A simple application of word2vec for activity modeling can be found here. We try to infer relative sensor locations from sequence of sensor triggerings. The true floor plan and the inferred sensor locations (for sensor ids starting with 'M' and 'MA') are shown below (download the data here). This demonstrates a form of 'embedding' of the sensors in a latent space. The premise is that the non-iid data such as activity sequences may be represented in the latent space as i.i.d data on which standard anomaly detectors may be employed. We can be a bit more creative and try to apply transfer learning with this embedding.

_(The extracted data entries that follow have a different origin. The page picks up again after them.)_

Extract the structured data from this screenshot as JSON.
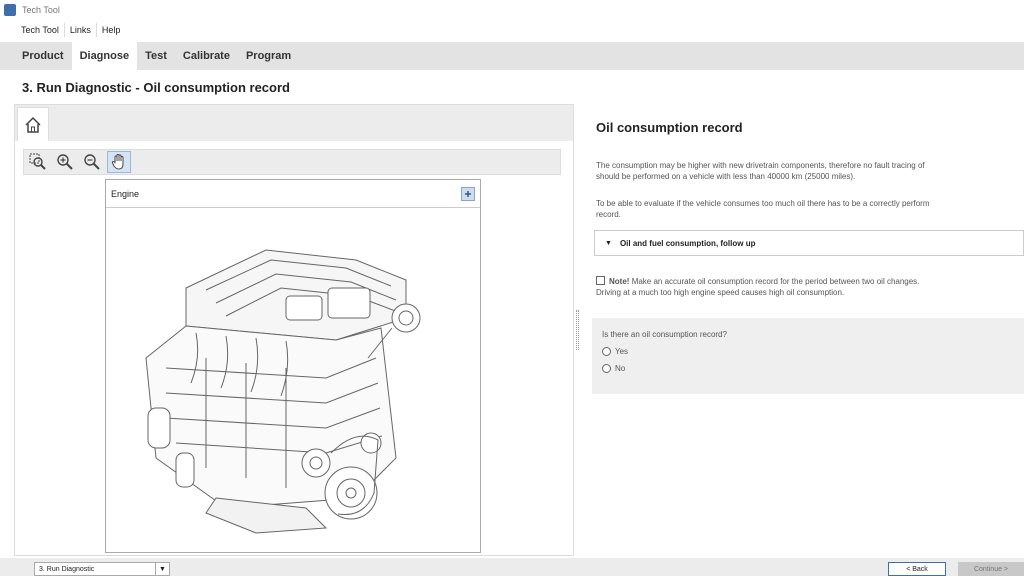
{
  "window": {
    "title": "Tech Tool",
    "accent_color": "#3f6fa8"
  },
  "menubar": {
    "items": [
      "Tech Tool",
      "Links",
      "Help"
    ]
  },
  "tabs": [
    {
      "label": "Product",
      "active": false
    },
    {
      "label": "Diagnose",
      "active": true
    },
    {
      "label": "Test",
      "active": false
    },
    {
      "label": "Calibrate",
      "active": false
    },
    {
      "label": "Program",
      "active": false
    }
  ],
  "page": {
    "title": "3. Run Diagnostic - Oil consumption record"
  },
  "left": {
    "home_icon": "home-icon",
    "tools": [
      "zoom-area-icon",
      "zoom-in-icon",
      "zoom-out-icon",
      "pan-hand-icon"
    ],
    "engine_panel": {
      "title": "Engine",
      "expand_icon": "plus-icon"
    }
  },
  "right": {
    "title": "Oil consumption record",
    "para1_line1": "The consumption may be higher with new drivetrain components, therefore no fault tracing of",
    "para1_line2": "should be performed on a vehicle with less than 40000 km (25000 miles).",
    "para2_line1": "To be able to evaluate if the vehicle consumes too much oil there has to be a correctly perform",
    "para2_line2": "record.",
    "dropdown_label": "Oil and fuel consumption, follow up",
    "note_label": "Note!",
    "note_line1": "Make an accurate oil consumption record for the period between two oil changes.",
    "note_line2": "Driving at a much too high engine speed causes high oil consumption.",
    "question": "Is there an oil consumption record?",
    "options": [
      "Yes",
      "No"
    ]
  },
  "bottom": {
    "step_select": "3. Run Diagnostic",
    "back_label": "< Back",
    "continue_label": "Continue >"
  }
}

For example, imagine that we have a house (House-1) with labeled sensors (such as 'kitchen', 'living room', etc.) and another (House-2) with partially labeled sensors. Then, if we try to reduce the 'distance' between similarly labeled sensors in the latent space (by adding another loss-component to the word2vec embeddings), it can provide more information on which of the unlabeled sensors and activities in House-2 are similar to those in House-1. Moreover, the latent space allows representation of heterogeneous entities such as sensors, activities, locations, etc. in the same space which (in theory) helps detect similarities and associations in a more straightforward manner. In practice, the amount of data and the quality of the loss function matter a lot. Moreover, simpler methods of finding similarities/associations should not be overlooked. As an example, we might try to use embedding to figure out if a particular sensor is located in the bedroom. However, it might be simpler to just use the sensor's activation time to determine this information (assuming people sleep regular hours).

Floor Plan

Relative Sensor Locations with Word2Vec

Please refer to the following paper and the CASAS website for the setup: D. Cook, A. Crandall, B. Thomas, and N. Krishnan. CASAS: A smart home in a box. IEEE Computer, 46(7):62-69, 2013.